The state of the system is completely described by the vector $(a_0, a_1, ...)$ where $a_j = $ the no. of tangles with $j$ endpoints (loose ends). This is a Markov Chain. The start state has $a_E = N$ (and all other $a_j = 0$). At each timestep, you pick two endpoints and connect them. E.g., if you pick an endpoint belonging to tangle A with 4 endpoints, and another endpoint belonging to tangle B with 6 endpoints, and connect them, that creates a new tangle with $4+6-2 = 8$ endpoints, so the state changes are: $a_4(t+1) = a_4(t) - 1$, $a_6(t+1) = a_6(t) -1$, and $a_8(t+1) = a_8(t) + 1$. Another example: if you pick two endpoints of a tangle with $j$ endpoints, the state changes are: $a_j(t+1) = a_j(t) - 1$, and $a_{j-2}(t+1) = a_{j-2}(t) + 1$.
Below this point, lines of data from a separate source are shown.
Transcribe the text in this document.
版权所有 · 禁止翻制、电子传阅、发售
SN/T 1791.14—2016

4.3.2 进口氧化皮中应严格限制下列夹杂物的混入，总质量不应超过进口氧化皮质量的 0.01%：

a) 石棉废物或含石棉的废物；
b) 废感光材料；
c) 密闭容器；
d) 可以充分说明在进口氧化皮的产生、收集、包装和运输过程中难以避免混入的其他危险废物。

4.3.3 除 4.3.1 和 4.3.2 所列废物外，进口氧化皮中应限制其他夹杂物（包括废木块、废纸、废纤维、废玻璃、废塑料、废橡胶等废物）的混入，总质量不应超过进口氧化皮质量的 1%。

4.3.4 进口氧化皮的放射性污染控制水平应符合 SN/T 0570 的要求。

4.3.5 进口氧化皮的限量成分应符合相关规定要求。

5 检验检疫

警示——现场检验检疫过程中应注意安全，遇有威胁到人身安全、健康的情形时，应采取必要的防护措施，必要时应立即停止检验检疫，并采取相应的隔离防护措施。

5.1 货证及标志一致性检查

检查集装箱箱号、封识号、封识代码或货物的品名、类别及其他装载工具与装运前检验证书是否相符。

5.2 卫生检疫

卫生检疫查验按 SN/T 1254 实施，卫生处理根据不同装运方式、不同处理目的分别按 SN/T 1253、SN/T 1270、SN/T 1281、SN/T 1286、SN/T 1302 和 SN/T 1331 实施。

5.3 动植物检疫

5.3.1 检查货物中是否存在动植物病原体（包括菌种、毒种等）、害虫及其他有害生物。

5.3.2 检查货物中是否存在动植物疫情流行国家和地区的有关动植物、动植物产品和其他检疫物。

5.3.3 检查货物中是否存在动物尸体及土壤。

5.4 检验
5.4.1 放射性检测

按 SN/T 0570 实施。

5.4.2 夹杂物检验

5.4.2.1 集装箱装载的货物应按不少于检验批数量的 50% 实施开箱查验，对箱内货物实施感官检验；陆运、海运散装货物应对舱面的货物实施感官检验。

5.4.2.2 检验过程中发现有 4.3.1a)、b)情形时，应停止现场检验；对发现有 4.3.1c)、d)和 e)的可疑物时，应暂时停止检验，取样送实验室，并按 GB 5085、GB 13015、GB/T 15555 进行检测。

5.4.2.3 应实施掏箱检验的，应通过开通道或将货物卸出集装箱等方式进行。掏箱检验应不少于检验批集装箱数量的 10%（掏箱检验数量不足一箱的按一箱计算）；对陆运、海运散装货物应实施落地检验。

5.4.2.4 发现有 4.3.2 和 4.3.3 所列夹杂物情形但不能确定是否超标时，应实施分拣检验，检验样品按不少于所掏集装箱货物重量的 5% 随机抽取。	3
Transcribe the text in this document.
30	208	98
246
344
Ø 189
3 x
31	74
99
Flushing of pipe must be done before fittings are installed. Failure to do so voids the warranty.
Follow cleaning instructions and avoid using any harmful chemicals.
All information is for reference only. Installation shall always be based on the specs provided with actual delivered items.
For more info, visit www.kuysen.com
This would seem to be a Markov Chain with a large state space and hard to solve. Luckily:
Let $T = \sum_j (j \ a_j) = $ the total number of endpoints. This quantity decreases by $2$ each timeslot.
The Chain terminates when $T(t) < 2$, so it runs for exactly $\lfloor T(0) / 2 \rfloor$ timeslots, where $T(0) = NE = $ the starting number of loose ends.
When it terminates, $a_j = 0 \ \forall j \ge 2$, and $a_1 < 2$. (If $NE$ is odd, then $a_1 = 1$ at termination, i.e. there is one loose end left; otherwise $a_1 = 0$ at termination.)
The desired result is $E[a_0 + a_1]$ upon termination.
So at least you have a finite amount of time to work with, and the Chain is conceivably solvable in very complicated closed form. This is especially true if we can establish recurrences on $E[a_j(t)]$, but I am not sure that is possible.
The case of even $E$ has additional convenient properties, although I don't know how to exploit them. In this case, $a_j = 0$ for all odd $j$, so we don't have to worry about $a_1$. Any increment in $a_0$ must obviously come from connecting two endpoints of the same tangle with only two loose ends. At any time $t$ with $a_2(t)$ such tangles, and $T(t) = NE - 2t$ total loose ends, the probability of that event is exactly $a_2(t) / {T(t) \choose 2} = a_2(t) / {NE - 2t \choose 2}$. And since expectations are additive, $E[a_0]$ at termination equals $\sum_t E[a_2(t)] / {NE - 2t \choose 2}$. Unfortunately, I can't think of any easy way to calculate $E[a_2(t)]$ because $a_2$ evolution is affected by $a_4$, which is affected by $a_6$, etc. So e.g. we cannot lump together all $a_j$ where $j> 2$, and we're back to the same large state space.